Long story short answer. Have it installed anyway and if you really are so badly desperate to not notice anything, put the IHD away in a cupboard, set the meter to Monthly readings and then completely ignore it. It’ll then just sit there quietly doing it’s thing for the next 10 years or so.

Everyone who has come here previously with similar questions has had more or less the same info iirc.


My property is circa 1970’s so the present electric meter is installed in a large box mounted in the wall - in, not on the wall. My gas meter is inside my small utility store built next to the house - the box holding the meter is within the wall of this utility store with a door to access the meter. From what I’ve seen on this site the measurements of the smart meter are such that it would fit inside this box basically replacing the present meter - this would suit me perfectly- and yes, being in this location means I only access it once a month to provide readings.


As long as you found the dimensions for a Flonidan UniFlo then yeah, they fit pretty much the same spaces that any traditional diaphragm gas meter does.
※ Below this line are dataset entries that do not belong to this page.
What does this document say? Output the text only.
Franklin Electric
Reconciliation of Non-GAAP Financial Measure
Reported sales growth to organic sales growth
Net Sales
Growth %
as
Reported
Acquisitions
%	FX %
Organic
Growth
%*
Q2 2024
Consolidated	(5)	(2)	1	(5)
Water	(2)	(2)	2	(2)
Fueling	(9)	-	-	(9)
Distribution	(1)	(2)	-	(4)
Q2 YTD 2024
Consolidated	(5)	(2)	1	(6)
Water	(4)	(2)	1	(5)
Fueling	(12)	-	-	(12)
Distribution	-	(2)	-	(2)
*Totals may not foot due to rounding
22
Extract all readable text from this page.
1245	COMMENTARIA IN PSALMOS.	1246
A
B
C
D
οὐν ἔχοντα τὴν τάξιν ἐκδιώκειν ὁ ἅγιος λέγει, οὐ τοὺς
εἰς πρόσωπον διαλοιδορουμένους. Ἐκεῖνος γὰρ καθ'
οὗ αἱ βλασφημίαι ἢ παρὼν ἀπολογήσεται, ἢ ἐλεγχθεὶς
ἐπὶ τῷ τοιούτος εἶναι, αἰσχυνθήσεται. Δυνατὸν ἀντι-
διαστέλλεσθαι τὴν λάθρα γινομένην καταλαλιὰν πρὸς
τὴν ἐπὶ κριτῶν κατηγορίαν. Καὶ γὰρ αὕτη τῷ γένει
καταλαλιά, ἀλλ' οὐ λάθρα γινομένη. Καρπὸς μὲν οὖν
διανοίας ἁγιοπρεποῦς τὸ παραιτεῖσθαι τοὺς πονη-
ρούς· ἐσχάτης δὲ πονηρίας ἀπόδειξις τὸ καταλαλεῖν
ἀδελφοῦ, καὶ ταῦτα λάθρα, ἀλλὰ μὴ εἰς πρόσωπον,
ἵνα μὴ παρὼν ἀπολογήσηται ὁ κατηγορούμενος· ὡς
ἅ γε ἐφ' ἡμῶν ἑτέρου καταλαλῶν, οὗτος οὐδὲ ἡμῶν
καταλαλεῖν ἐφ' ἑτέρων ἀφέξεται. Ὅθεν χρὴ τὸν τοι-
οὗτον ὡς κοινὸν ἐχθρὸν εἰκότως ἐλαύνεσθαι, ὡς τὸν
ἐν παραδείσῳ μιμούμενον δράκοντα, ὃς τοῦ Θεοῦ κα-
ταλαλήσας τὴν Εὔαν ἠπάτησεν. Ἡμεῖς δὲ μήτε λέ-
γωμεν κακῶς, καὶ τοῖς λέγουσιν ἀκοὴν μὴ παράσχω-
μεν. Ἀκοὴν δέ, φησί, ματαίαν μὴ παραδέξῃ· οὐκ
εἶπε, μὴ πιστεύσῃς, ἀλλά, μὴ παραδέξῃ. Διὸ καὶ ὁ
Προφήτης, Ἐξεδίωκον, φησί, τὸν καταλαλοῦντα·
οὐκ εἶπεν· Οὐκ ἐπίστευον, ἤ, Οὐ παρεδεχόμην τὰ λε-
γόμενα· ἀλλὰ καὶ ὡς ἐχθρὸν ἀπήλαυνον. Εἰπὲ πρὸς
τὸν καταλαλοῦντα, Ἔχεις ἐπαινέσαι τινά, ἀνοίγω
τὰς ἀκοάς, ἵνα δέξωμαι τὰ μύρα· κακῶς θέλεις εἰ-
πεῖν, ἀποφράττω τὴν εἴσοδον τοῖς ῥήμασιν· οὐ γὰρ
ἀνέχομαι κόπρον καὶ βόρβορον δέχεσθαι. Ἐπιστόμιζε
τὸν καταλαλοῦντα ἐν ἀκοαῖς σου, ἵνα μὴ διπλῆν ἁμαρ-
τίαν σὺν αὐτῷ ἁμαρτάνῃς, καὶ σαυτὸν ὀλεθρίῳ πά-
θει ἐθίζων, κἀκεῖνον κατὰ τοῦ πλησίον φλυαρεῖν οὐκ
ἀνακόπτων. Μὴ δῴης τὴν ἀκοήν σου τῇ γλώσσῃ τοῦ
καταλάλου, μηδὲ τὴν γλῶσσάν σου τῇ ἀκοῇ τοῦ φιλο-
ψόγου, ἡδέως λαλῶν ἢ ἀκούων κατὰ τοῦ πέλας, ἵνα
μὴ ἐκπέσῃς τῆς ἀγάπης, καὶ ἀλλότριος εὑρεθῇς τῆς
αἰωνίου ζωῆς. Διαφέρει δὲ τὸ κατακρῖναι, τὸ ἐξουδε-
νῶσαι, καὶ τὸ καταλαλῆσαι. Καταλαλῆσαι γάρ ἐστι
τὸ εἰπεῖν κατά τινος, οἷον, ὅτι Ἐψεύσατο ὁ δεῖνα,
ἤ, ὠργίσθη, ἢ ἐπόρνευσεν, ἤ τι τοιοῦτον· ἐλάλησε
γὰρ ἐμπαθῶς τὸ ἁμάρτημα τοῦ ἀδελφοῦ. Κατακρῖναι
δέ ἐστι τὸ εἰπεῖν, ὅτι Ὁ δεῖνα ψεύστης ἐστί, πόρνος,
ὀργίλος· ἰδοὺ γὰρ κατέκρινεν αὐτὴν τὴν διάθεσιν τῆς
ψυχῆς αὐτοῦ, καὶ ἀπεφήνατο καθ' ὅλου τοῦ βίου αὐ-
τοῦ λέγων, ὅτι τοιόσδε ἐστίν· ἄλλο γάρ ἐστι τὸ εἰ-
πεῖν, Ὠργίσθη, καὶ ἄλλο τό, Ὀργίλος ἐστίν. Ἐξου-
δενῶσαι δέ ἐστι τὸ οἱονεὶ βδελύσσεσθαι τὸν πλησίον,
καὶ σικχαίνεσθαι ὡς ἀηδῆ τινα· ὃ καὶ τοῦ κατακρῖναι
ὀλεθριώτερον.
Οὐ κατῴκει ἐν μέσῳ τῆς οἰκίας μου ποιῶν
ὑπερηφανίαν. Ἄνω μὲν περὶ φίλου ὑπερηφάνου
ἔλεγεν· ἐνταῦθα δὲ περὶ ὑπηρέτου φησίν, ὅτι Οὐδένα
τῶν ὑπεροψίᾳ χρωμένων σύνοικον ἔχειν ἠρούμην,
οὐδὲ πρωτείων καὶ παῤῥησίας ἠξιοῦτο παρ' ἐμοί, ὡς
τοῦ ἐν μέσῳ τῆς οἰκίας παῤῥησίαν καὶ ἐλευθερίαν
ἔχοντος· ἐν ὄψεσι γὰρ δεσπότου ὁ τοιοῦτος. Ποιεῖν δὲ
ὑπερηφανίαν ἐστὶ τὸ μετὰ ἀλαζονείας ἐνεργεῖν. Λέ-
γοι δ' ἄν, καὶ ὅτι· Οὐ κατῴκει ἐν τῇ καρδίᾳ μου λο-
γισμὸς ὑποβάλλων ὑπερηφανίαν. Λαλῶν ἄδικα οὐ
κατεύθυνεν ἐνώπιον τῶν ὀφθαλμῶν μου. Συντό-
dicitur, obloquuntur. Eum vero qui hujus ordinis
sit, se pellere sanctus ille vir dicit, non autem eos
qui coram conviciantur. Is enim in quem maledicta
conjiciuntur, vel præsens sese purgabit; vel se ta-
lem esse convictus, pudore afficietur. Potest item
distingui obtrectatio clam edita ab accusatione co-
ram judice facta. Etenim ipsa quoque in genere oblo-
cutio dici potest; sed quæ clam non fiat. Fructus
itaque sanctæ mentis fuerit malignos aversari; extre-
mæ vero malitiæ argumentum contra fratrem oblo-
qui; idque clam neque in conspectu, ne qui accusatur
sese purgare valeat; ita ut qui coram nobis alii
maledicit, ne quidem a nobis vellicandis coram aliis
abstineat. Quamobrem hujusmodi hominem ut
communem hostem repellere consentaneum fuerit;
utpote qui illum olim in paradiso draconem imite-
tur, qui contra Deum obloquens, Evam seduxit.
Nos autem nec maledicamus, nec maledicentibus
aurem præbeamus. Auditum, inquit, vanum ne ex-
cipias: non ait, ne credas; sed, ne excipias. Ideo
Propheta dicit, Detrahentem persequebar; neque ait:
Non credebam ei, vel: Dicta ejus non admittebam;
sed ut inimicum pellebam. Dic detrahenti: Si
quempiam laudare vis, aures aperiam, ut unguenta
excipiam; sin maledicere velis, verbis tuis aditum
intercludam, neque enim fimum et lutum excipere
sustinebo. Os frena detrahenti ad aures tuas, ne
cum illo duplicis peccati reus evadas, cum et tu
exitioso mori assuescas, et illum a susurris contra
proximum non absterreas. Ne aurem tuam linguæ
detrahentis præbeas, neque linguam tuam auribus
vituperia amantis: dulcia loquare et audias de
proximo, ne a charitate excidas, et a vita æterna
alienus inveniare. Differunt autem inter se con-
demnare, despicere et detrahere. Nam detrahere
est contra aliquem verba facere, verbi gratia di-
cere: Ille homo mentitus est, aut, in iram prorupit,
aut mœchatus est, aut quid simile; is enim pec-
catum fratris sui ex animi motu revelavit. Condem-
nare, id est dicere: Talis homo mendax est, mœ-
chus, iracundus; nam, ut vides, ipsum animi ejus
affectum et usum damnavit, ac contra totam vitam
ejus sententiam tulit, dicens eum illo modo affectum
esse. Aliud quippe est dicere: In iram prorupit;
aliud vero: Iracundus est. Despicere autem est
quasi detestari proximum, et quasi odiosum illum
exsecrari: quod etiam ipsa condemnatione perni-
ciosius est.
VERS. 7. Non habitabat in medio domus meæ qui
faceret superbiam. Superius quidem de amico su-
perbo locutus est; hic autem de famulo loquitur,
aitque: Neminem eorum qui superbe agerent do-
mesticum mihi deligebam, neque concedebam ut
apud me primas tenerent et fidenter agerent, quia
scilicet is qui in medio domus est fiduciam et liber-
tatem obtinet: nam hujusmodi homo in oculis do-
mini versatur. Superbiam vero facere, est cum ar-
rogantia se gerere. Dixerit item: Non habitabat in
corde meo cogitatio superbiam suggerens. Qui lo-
It’s the ultrasonic ones like the Flonidan SciFlo that are different to that!


It is an electric meter that is being replaced - believe the Uniflow is for Gas ?


Correct. But both meters will likely be done at the same time which is pretty common.


This has not been stated to me - said the faulty electric meter would be replaced.


It depends on the job notes. If it says electric meter only, then only the electric meter gets replaced. If it says do both, then both get done.

I just know from previous experience and research that both often seem to get done.